Par exemple : le gouvernement est statutairement obligé de se réunir une fois par mois avec le « comité de sûreté nationale » véritable instance suprême militaire du pays : il est sous contrôle en dépit du fait qu’il soit, lui, élu. Comment en sortir ? L’actuel parti au pouvoir, AKP, n’ose seulement que proposer une réunion « tous les deux mois » avec un « secrétaire civil » au lieu d’un « secrétaire militaire »…

La clef idéologique de ce régime, turcité et kémalisme confondus,  matrice de l’identité nationale, c’est l’adversaire de la démocratie : il suffit que des négociations pourtant évidentes, nécessaires,  incontournables – avec les fortes minorités kurdes et leurs chefs (PKK, Oçalan) soient seulement envisagées et tout pète. Surgissent en énorme et en couleur dans les tabloïds les images des députés se  battant physiquement comme des chiens à l’Assemblée nationale d’Ankara. Tous les nationalismes ont un prix à payer pour maintenir leur identité.

PS : Profiter de l’occasion suscitée par le grand fils qui finit ses études ici, pendant dix mois, grâce à Erasmus, cela réveille un grand  besoin de culture sur le pays où nous baignons – et son histoire.
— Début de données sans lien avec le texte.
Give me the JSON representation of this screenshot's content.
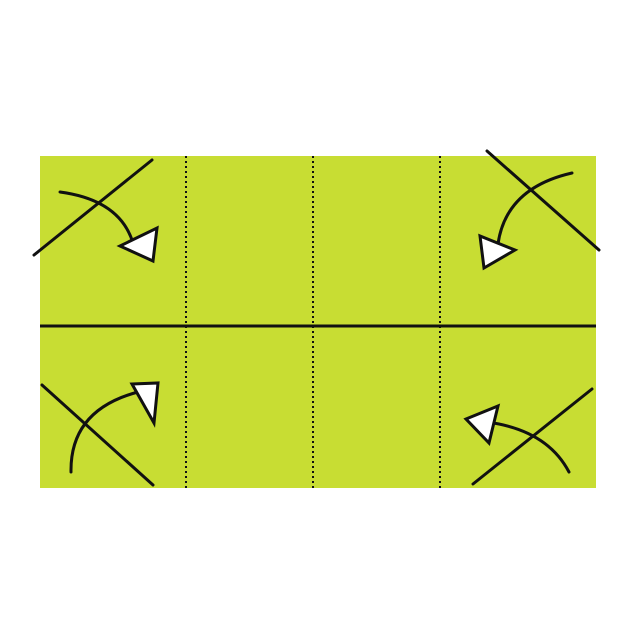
{
  "diagram": {
    "subject": "origami-fold-step",
    "colors": {
      "background": "#ffffff",
      "paper": "#c8dd33",
      "line": "#111111",
      "arrow_fill": "#ffffff"
    },
    "valley_folds": 3,
    "corner_folds": [
      "top-left",
      "top-right",
      "bottom-left",
      "bottom-right"
    ]
  }
}
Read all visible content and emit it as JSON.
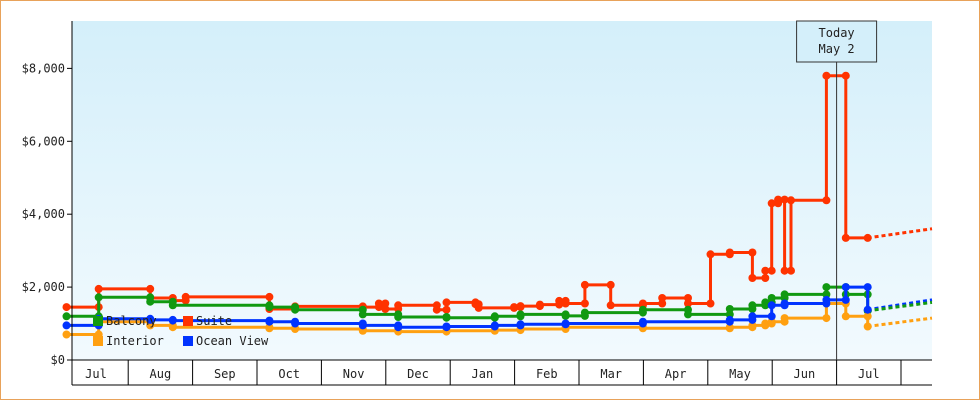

Nos frêles connaissances remontaient à notre dernier voyage en… 1965.

Nous étions venu en autostop depuis Rouen à Salonique, Istanbul, Athènes, la Crête et retour par Patras, Brindisi. Un mois et demi, et 93 voitures, je m’en souviens encore, car nous les avions comptées. Nous « faisions la route » alors et dormions dehors, avec un modeste pécule. Des quelques jours passés à Istanbul, nous restaient des souvenirs vagues, bien sûr, les images des deux plus grandes et plus célèbres Mosquées, du café de Pierre Loti au fond de la Corne d’or, des vues du détroit depuis Topkapi, de la traversée en bateau vers l’Asie, des bousculades et allées enchevêtrées du Grand bazar, des ragoûts (güvec) qu’on nous servait dans les restaurants populaires. Vite nous avions abandonné les Turcs pour la Grèce, et passé le reste de notre été à manifester à Athènes en plein soulèvement contre le Roi qui chassait son Premier ministre Papandréou (le grand père) sans respecter l’article 114 de la Constitution (Ena ena tessera).

45 ans après, nous tentons de nous ressourcer en  lisant en vrac : « Histoire de la Turquie contemporaine » d’Hamit Bozarslan, « Voyages en orient » Constantinople de Gérard de Nerval, le « guide » très libéral Lonely Planet, « Aziyadé » et « La Mosquée verte » de Pierre Loti, « Stamboul avec Pierre Loti » de Faruk Ersöz. C’est tout ce dont nous disposons. Avec quelques journaux et Internet qui fonctionne mal dans notre hôtel, en sait-on assez pour aborder les mystères de l’Empire Byzantin, puis de l’Empire Ottoman, puis de la république de Mustapha Kemal à Reccep Erdogan ? Sûrement pas : il faudra y revenir.